If Ted Alvin Klaudt had his way, we’d owe him $500,000 for the first clause of this sentence. The former South Dakota state representative has sent a notarized letter from prison — where he is serving time for the rape of two of his foster daughters — notifying several news organizations of a “Common Law Copyright” on the use of his name.
The AP is among the organizations that got the letter from the state prison in Springfield, South Dakota. Klaudt’s copyright notice, which demands $500,000 per unauthorized use of his name, was notarized and includes a seal indicating it was filed with the register of deeds near Klaudt’s family ranch, the AP reports.

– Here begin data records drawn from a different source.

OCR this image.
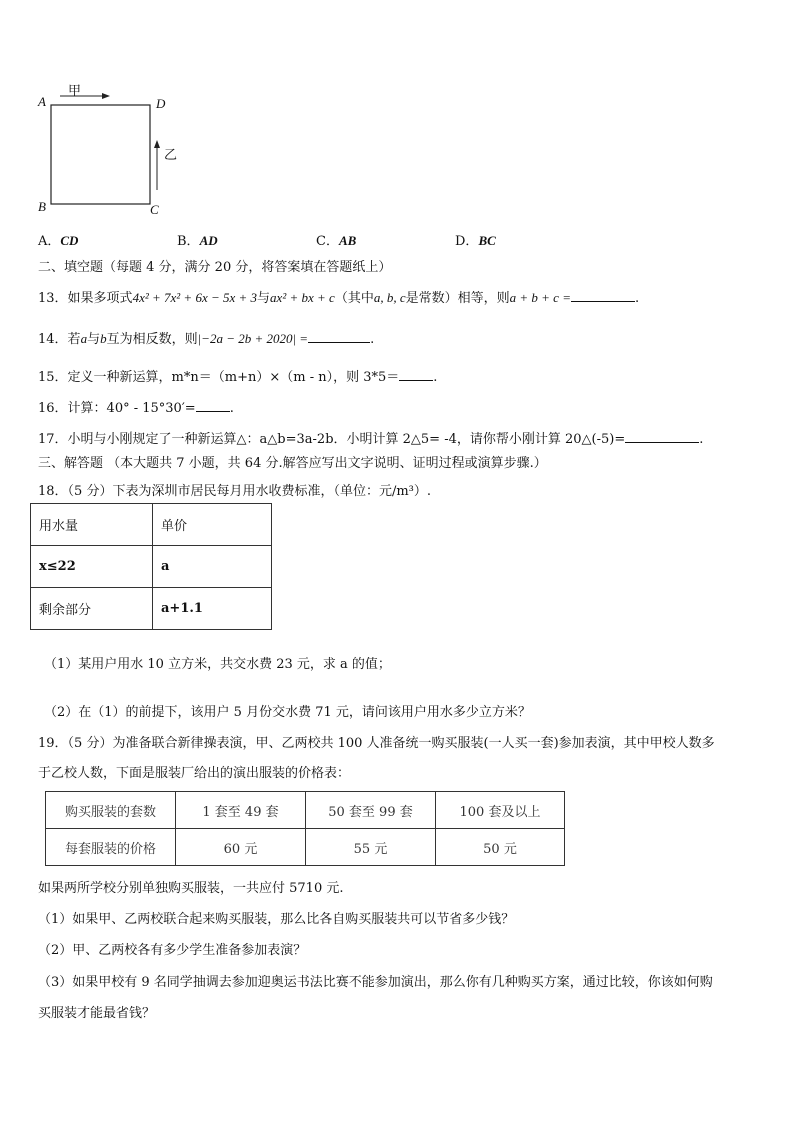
A	D
B	C
甲
乙
A．CD	B．AD	C．AB	D．BC
二、填空题（每题 4 分，满分 20 分，将答案填在答题纸上）
13．如果多项式4x² + 7x² + 6x − 5x + 3与ax² + bx + c（其中a, b, c是常数）相等，则a + b + c =	.
14．若a与b互为相反数，则|−2a − 2b + 2020| =	.
15．定义一种新运算，m*n＝（m+n）×（m - n），则 3*5＝	.
16．计算：40° - 15°30′=	.
17．小明与小刚规定了一种新运算△：a△b=3a-2b．小明计算 2△5= -4，请你帮小刚计算 20△(-5)=	.
三、解答题 （本大题共 7 小题，共 64 分.解答应写出文字说明、证明过程或演算步骤.）
18．（5 分）下表为深圳市居民每月用水收费标准，（单位：元/m³）.
用水量	单价
x≤22	a
剩余部分	a+1.1
（1）某用户用水 10 立方米，共交水费 23 元，求 a 的值；
（2）在（1）的前提下，该用户 5 月份交水费 71 元，请问该用户用水多少立方米？
19．（5 分）为准备联合新律操表演，甲、乙两校共 100 人准备统一购买服装(一人买一套)参加表演，其中甲校人数多
于乙校人数，下面是服装厂给出的演出服装的价格表：
购买服装的套数	1 套至 49 套	50 套至 99 套	100 套及以上
每套服装的价格	60 元	55 元	50 元
如果两所学校分别单独购买服装，一共应付 5710 元.
（1）如果甲、乙两校联合起来购买服装，那么比各自购买服装共可以节省多少钱？
（2）甲、乙两校各有多少学生准备参加表演？
（3）如果甲校有 9 名同学抽调去参加迎奥运书法比赛不能参加演出，那么你有几种购买方案，通过比较，你该如何购
买服装才能最省钱？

We should note that the Argus Leader is reporting that Klaudt has threatened a $2 million — not $500,000 — penalty for each unauthorized use of his name.

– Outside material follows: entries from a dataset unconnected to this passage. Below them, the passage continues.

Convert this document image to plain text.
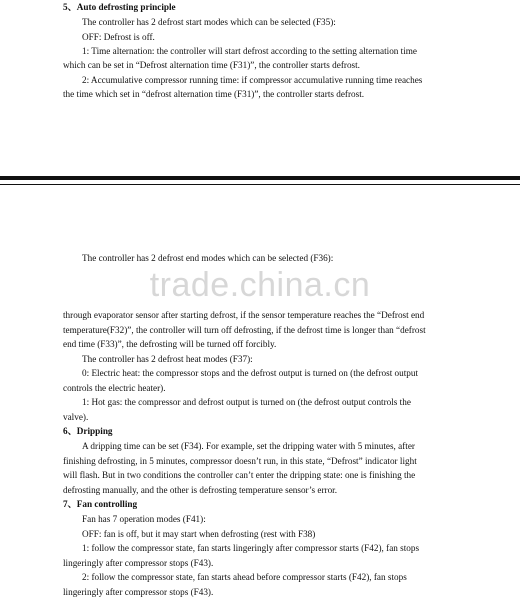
5、Auto defrosting principle
The controller has 2 defrost start modes which can be selected (F35):
OFF: Defrost is off.
1: Time alternation: the controller will start defrost according to the setting alternation time
which can be set in “Defrost alternation time (F31)”, the controller starts defrost.
2: Accumulative compressor running time: if compressor accumulative running time reaches
the time which set in “defrost alternation time (F31)”, the controller starts defrost.
The controller has 2 defrost end modes which can be selected (F36):
through evaporator sensor after starting defrost, if the sensor temperature reaches the “Defrost end
temperature(F32)”, the controller will turn off defrosting, if the defrost time is longer than “defrost
end time (F33)”, the defrosting will be turned off forcibly.
The controller has 2 defrost heat modes (F37):
0: Electric heat: the compressor stops and the defrost output is turned on (the defrost output
controls the electric heater).
1: Hot gas: the compressor and defrost output is turned on (the defrost output controls the
valve).
6、Dripping
A dripping time can be set (F34). For example, set the dripping water with 5 minutes, after
finishing defrosting, in 5 minutes, compressor doesn’t run, in this state, “Defrost” indicator light
will flash. But in two conditions the controller can’t enter the dripping state: one is finishing the
defrosting manually, and the other is defrosting temperature sensor’s error.
7、Fan controlling
Fan has 7 operation modes (F41):
OFF: fan is off, but it may start when defrosting (rest with F38)
1: follow the compressor state, fan starts lingeringly after compressor starts (F42), fan stops
lingeringly after compressor stops (F43).
2: follow the compressor state, fan starts ahead before compressor starts (F42), fan stops
lingeringly after compressor stops (F43).
trade.china.cn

His daughter confirmed to the AP that the copyright notice is authentic but declined to elaborate on Klaudt’s motivation.

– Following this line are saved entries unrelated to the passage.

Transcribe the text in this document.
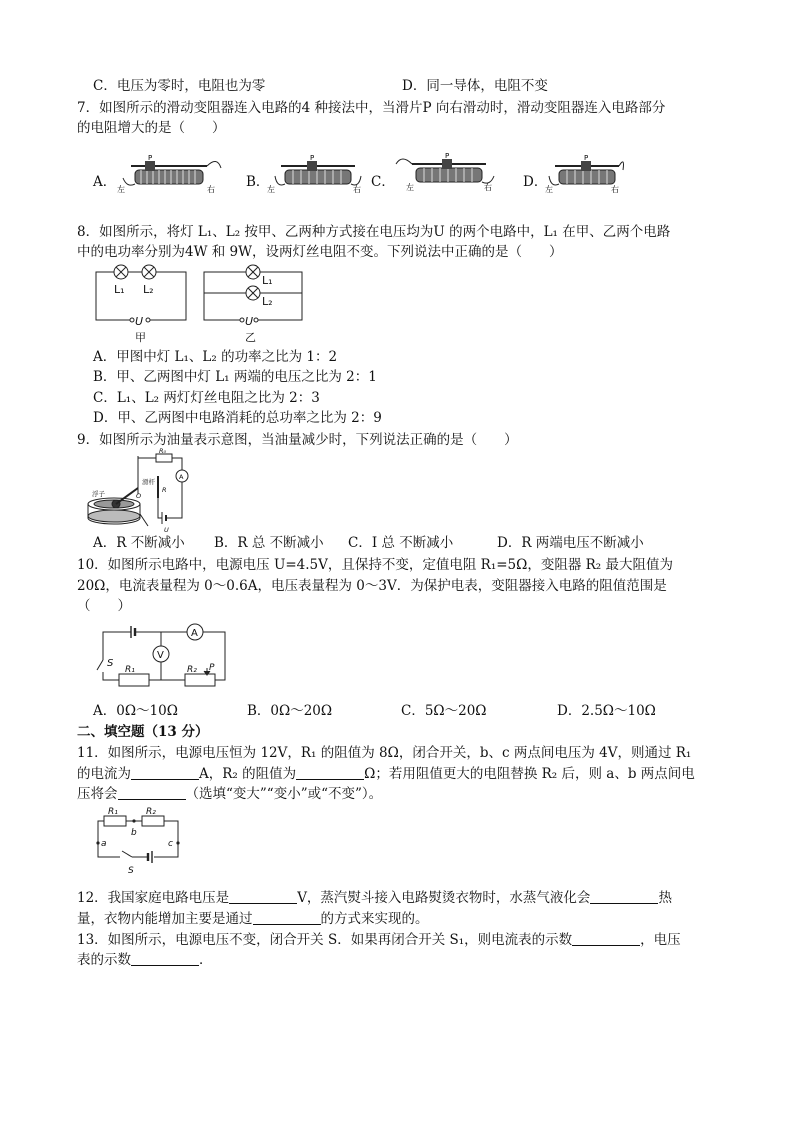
C．电压为零时，电阻也为零	D．同一导体，电阻不变
7．如图所示的滑动变阻器连入电路的4 种接法中，当滑片P 向右滑动时，滑动变阻器连入电路部分
的电阻增大的是（　　）
A．	B．	C．	D．
P
左	右
P
左	右
P
左	右
P
左	右
8．如图所示，将灯 L₁、L₂ 按甲、乙两种方式接在电压均为U 的两个电路中，L₁ 在甲、乙两个电路
中的电功率分别为4W 和 9W，设两灯丝电阻不变。下列说法中正确的是（　　）
L₁ L₂
U
甲
L₁
L₂
U
乙
A．甲图中灯 L₁、L₂ 的功率之比为 1：2
B．甲、乙两图中灯 L₁ 两端的电压之比为 2：1
C．L₁、L₂ 两灯灯丝电阻之比为 2：3
D．甲、乙两图中电路消耗的总功率之比为 2：9
9．如图所示为油量表示意图，当油量减少时，下列说法正确的是（　　）
浮子
滑杆
R₀
R
O
A
U
A．R 不断减小 B．R 总 不断减小 C．I 总 不断减小	D．R 两端电压不断减小
10．如图所示电路中，电源电压 U=4.5V，且保持不变，定值电阻 R₁=5Ω，变阻器 R₂ 最大阻值为
20Ω，电流表量程为 0～0.6A，电压表量程为 0～3V．为保护电表，变阻器接入电路的阻值范围是
（　　）
A
V
S
R₁	R₂ P
A．0Ω～10Ω	B．0Ω～20Ω	C．5Ω～20Ω	D．2.5Ω～10Ω
二、填空题（13 分）
11．如图所示，电源电压恒为 12V，R₁ 的阻值为 8Ω，闭合开关，b、c 两点间电压为 4V，则通过 R₁
的电流为	A，R₂ 的阻值为	Ω；若用阻值更大的电阻替换 R₂ 后，则 a、b 两点间电
压将会	（选填“变大”“变小”或“不变”）。
R₁	R₂
a
b
c
S
12．我国家庭电路电压是	V，蒸汽熨斗接入电路熨烫衣物时，水蒸气液化会	热
量，衣物内能增加主要是通过	的方式来实现的。
13．如图所示，电源电压不变，闭合开关 S．如果再闭合开关 S₁，则电流表的示数	，电压
表的示数	．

Remarked the AP’s counsel for intellectual property: “There is no legal substance to these claims.”
Finally, here’s how the AP describes the charges against Klaudt, a Republican who served in the state house from 1999 to 2006 and pushed for tougher restrictions on sex offenders:
Klaudt was convicted in 2007 on four counts of second-degree rape for touching his teenage foster daughters’ breasts and genitals in phony examinations he said could help them sell their eggs to infertile couples. He was sentenced to 44 years in prison for rape and 10 more years after pleading guilty to two counts of witness tampering.